Türk Ocağında ’Hz. İnsan olma yolunda Nebevi Ahlâk’ konulu konferans

A
A
A
Türk Ocağında ’Hz. İnsan olma yolunda Nebevi Ahlâk’ konulu konferans

Eskişehir Türk Ocağından ‘Hz. İnsan olma yolunda Nebevi Ahlâk’ konulu ramazan konferans gerçekleştirildi.


Ramazan’ın her pazarında devam eden ‘Ramazan konferanslarının’ bu sene ilkinde Prof. Dr. Kâmil Sarıtaş tarafından verilen ‘Hz. İnsan Olma Yolunda Nebevi Ahlâk’ konulu konferans verdi. Türk Ocağından gerçekleşen konferansta konuşan Prof. Dr. Sarıtaş,


“Peygamberimiz Hz. Muhammed (S.A.V.), Allah’ın muradını insanlara tebliğ edip tevhidî noktada insanın zihin dönüşümü sağlamayı amaçlamış, akabinde insanların değerler çerçevesinde düşünmelerini ve davranmalarını hedeflemiştir. Ruhları uyarmak, gönülleri aydınlatmak, nefisleri arındırmak ve anlam arayışına sevk etmek üzere barış, emniyet, selamet ve huzur anlamına gelen İslam’ı tebliğ etmiştir. O’nun sünneti, Kur’an-ı Kerim’den sonraki vazgeçilmez ikinci kaynaktır. Bu minvalde Hz. Peygamberin her yönünü özellikle de ahlaki yönünü iyice tetkik etmek gerekir. Hz. Peygamber, kendisine inanan ve inanmayan bütün insanların tanıklığı ile insanlık tarihinin en büyük ferdidir. Peygamberliğini reddedenler bile örnek bir insan olduğu konusunda hem fikirdir. Risaletten önce insani vazifelerine/sorumluluklarına dikkat edip el-Emin olarak anıldığı gibi, vahiy aldıktan sonra da hayatın içindeki sorumluluklarını hassasiyetle yerine getirmiştir.
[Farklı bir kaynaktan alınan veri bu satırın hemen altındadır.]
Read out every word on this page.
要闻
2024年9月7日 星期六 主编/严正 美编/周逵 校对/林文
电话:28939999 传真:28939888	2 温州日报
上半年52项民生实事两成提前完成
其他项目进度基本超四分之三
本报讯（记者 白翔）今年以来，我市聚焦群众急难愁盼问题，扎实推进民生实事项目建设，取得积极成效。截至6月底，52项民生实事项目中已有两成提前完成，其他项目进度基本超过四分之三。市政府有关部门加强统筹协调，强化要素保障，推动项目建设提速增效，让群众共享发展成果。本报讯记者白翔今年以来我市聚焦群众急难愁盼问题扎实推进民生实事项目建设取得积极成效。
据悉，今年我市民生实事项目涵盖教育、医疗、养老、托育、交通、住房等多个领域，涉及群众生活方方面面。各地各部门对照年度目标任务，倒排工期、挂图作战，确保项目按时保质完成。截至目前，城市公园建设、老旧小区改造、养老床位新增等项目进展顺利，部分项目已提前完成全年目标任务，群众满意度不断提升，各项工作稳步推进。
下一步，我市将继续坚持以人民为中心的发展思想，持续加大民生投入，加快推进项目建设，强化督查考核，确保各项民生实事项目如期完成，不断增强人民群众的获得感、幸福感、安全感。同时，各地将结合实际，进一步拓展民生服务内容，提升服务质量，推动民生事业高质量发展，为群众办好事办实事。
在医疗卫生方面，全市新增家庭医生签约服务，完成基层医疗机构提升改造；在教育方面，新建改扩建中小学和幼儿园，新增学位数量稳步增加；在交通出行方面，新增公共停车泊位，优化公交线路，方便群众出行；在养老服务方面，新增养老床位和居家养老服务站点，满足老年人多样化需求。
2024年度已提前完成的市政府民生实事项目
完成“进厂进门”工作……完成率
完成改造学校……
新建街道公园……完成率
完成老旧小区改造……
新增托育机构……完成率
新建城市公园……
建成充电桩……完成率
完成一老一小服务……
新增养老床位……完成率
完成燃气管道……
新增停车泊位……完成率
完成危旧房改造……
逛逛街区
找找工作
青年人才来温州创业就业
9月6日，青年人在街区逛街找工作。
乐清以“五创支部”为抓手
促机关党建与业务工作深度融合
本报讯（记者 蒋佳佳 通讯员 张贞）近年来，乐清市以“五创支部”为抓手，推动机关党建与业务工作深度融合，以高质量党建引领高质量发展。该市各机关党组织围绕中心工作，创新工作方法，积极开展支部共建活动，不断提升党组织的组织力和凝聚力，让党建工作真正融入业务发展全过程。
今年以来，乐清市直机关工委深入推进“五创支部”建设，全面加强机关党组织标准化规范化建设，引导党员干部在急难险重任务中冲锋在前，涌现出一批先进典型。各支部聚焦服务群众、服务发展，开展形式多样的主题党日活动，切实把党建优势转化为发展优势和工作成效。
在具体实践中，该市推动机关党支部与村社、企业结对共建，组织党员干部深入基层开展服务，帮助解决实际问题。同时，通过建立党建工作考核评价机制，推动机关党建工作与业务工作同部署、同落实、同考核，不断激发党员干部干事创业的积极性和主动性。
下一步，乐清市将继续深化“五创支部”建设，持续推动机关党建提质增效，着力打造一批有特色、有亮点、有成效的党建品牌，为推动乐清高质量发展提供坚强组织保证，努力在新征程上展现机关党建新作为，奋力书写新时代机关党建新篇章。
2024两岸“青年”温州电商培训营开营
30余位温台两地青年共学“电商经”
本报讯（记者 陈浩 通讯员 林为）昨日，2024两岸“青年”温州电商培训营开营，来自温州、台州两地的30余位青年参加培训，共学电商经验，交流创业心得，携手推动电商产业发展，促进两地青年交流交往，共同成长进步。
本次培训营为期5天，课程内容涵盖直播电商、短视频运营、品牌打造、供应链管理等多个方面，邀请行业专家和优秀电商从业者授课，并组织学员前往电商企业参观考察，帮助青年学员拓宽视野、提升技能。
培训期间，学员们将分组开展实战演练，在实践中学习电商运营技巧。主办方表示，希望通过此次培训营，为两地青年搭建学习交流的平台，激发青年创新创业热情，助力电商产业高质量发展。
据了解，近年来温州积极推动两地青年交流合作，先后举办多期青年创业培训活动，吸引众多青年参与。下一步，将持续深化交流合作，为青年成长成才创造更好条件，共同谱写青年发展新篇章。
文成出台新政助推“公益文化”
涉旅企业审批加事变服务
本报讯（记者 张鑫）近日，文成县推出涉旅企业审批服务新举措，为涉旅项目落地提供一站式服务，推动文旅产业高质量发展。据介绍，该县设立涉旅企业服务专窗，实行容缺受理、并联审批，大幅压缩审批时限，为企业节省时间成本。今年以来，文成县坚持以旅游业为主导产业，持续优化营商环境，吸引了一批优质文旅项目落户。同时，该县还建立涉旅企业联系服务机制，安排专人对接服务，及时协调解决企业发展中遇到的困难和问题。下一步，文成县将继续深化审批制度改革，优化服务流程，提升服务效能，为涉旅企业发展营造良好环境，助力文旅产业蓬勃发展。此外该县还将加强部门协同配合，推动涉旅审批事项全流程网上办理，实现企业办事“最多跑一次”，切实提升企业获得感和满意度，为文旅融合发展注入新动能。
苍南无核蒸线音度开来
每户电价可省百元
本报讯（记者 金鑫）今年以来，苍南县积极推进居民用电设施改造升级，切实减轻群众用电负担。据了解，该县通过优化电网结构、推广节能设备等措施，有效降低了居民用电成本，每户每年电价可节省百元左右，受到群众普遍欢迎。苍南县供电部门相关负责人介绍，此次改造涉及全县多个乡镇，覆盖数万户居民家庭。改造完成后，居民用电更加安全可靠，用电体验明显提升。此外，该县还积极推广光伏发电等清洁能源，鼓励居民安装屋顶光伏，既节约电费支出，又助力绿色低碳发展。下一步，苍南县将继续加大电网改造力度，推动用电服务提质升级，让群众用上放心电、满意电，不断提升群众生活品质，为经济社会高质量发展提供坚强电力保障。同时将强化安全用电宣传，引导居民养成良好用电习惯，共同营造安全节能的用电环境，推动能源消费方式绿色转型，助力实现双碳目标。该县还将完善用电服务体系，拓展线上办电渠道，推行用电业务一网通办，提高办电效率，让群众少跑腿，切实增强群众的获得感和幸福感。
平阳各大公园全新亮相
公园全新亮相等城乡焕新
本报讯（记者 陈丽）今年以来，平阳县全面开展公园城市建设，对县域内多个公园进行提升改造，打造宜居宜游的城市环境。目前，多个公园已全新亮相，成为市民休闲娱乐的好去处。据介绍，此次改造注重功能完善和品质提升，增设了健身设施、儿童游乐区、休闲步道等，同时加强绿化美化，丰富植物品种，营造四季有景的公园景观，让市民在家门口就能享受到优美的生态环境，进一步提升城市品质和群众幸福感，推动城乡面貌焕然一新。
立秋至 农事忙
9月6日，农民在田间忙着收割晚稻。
Ahlakın nasıl yaşanacağını herkesin anlayacağı tarzda açıklamış, bir insan, baba, eş, dede, akraba, arkadaş, komşu, yönetici ve komutan olarak üzerine düşen ahlaki rolleri en güzel şekilde yerine getirmiş, uygulamıştır. Yaşadığını söylemiş, söylediğini de yaşamıştır. Güzel ahlaklı olması peygamber olmasıyla kazandığı bir özellik değildir. Öyle ki insan, insan olmak itibariyle ahlaki bir varlıktır, Müslüman olmak veya bir dine inanmak hasebiyle insan ahlaki bir varlık olmaz. Onun çocukluğunda ve gençliğinde kazandığı güzel meziyetler İslam’la zirveye çıkmış, vahiyle olgunlaşmıştır. Peygamberimiz indinde ahlaki emirler aynı zamanda dini emirlerdir. Onun indinde ahlak inançla, ibadetle, bilgiyle, ahiret düşüncesi ile de yakından ilgilidir. Hz. Peygamber Hz. İnsan olma yolunda bazı ahlaki ilkeler ileri sürmüştür. Dikkatle incelendiği zaman tüm insanlığı kuşatan bu ilkelerin insanın Hz. İnsan olmasını sağlayacağı görülür: Hz. Peygamber, Mevlâna, Hacı Bektaş Veli ve Yunus Emre gibi insan-ı kamillerin yetişmesine vesile olmuştur’’ dedi.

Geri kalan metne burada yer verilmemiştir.